Here’s the thing; this solution is in many ways the opposite of the rest of this list. Most of the other services on this list are cheap or free for people with low subscriber counts. MediaFed is designed for large companies with millions of subscribers. It’s very much a premium tool, and that means if you don’t have enough followers, you might not even get a call back when you tell them you’re interested. And it really is a call back; they don’t have pricing information, limitations, or requirements published at all. You have to provide them with information about you, and they determine if you’re worth it.
I’ve mentioned that a lot of the options on this list don’t include much in the way of analytics, if they include any at all. That’s where this plugin comes in. As a WordPress plugin, it doesn’t do a lot, but what it does is valuable. It creates and monitors statistics about your RSS feed and the people who view your posts through it. It also gives you customization options for CSS, RSS, and more.

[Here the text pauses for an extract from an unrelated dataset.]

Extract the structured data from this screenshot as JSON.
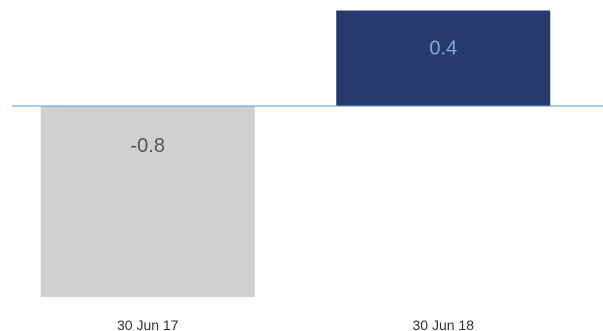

Here’s what it collects: feed type, IP address, referrer, requested URL, user agent, date, and user statistics. If having this data on hand sounds useful to you, give this plugin a shot.

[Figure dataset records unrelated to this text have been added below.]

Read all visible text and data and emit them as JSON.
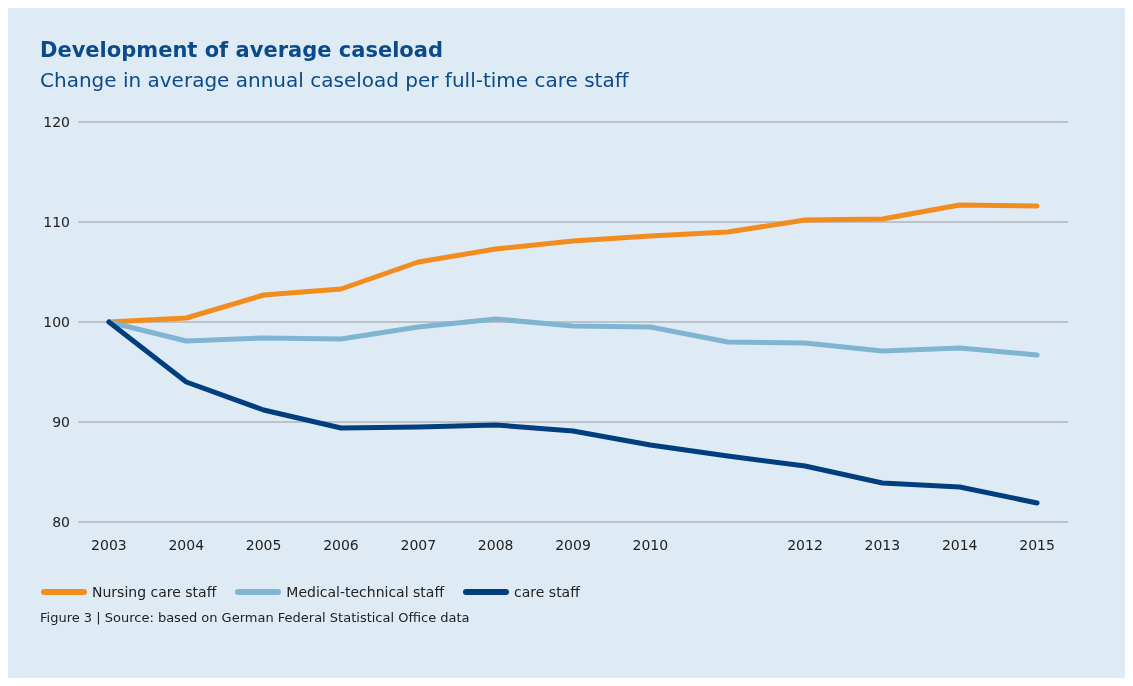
{
  "chart_data": {
    "type": "line",
    "title": "Development of average caseload",
    "subtitle": "Change in average annual caseload per full-time care staff",
    "x": [
      2003,
      2004,
      2005,
      2006,
      2007,
      2008,
      2009,
      2010,
      2011,
      2012,
      2013,
      2014,
      2015
    ],
    "series": [
      {
        "name": "Nursing care staff",
        "color": "#f28c1f",
        "values": [
          100,
          100.4,
          102.7,
          103.3,
          106.0,
          107.3,
          108.1,
          108.6,
          109.0,
          110.2,
          110.3,
          111.7,
          111.6
        ]
      },
      {
        "name": "Medical-technical staff",
        "color": "#7fb5d3",
        "values": [
          100,
          98.1,
          98.4,
          98.3,
          99.5,
          100.3,
          99.6,
          99.5,
          98.0,
          97.9,
          97.1,
          97.4,
          96.7
        ]
      },
      {
        "name": "care staff",
        "color": "#003e7e",
        "values": [
          100,
          94.0,
          91.2,
          89.4,
          89.5,
          89.7,
          89.1,
          87.7,
          86.6,
          85.6,
          83.9,
          83.5,
          81.9
        ]
      }
    ],
    "xlim": [
      2002.6,
      2015.4
    ],
    "xticks": [
      2003,
      2004,
      2005,
      2006,
      2007,
      2008,
      2009,
      2010,
      2012,
      2013,
      2014,
      2015
    ],
    "ylim": [
      80,
      120
    ],
    "yticks": [
      80,
      90,
      100,
      110,
      120
    ],
    "grid": "y",
    "legend": "bottom left",
    "marker": "none",
    "line_style": "solid",
    "annotations": [
      "Figure 3 | Source: based on German Federal Statistical Office data"
    ]
  }
}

This is a unique and somewhat tertiary niche for RSS integration. It’s a WordPress plugin specifically designed for podcasters who want to promote their podcasts through a WordPress blog, an RSS, and RSS-to-email posting.
As such, it has a bunch of features only podcasters will care about. It can show you an iTunes preview of your podcast, as well as a bunch of statistics. It can show your ID3 tags along with your MP3 files. It supports a range of different file types, from MP3 and OGG to ASF and AVI, using an automatic media player. All in all, it’s pretty effective at what it does.
This is another RSS-to-email service with a twist; it allows you to do more than just create a single RSS digest. Instead, it’s sort of a curation tool. You can create a customized “newspaper” using multiple feeds, or even just specific types of content within those feeds.
That said, it’s almost more of a better tool for RSS subscribers than it is for publishers. The tools are more about controlling the information that reaches you via RSS and email, rather than controlling the information you send out via your own RSS. Still, it works from both ends, and can be valuable for publishers that want to curate content as well.
If This Then That is a service that works almost more like a programming language than an actual service. It has various modules and discrete actions that can be taken using those modules. For example, you might have the RSS module and the email module, and you might put the action If new RSS post, Then post to email. You can do a lot of things with IFTTT, including a ton of social media integration.
It’s a very robust service, but it’s also complex to use. If you have the time to learn it, or you want to set up customized actions you can’t get through the rest of the services on this list, it’s probably a good alternative for you to test out.
If all you need is an RSS feed, and you don’t much care about it – some people don’t, these days – you can just use a normal RSS feed. You don’t even need to contract a service for it. You don’t get any of the RSS-to-email features, analytics, or other shenanigans with basic RSS, but it’s free and allows users to tailor your RSS to their needs instead of you tailoring it for them.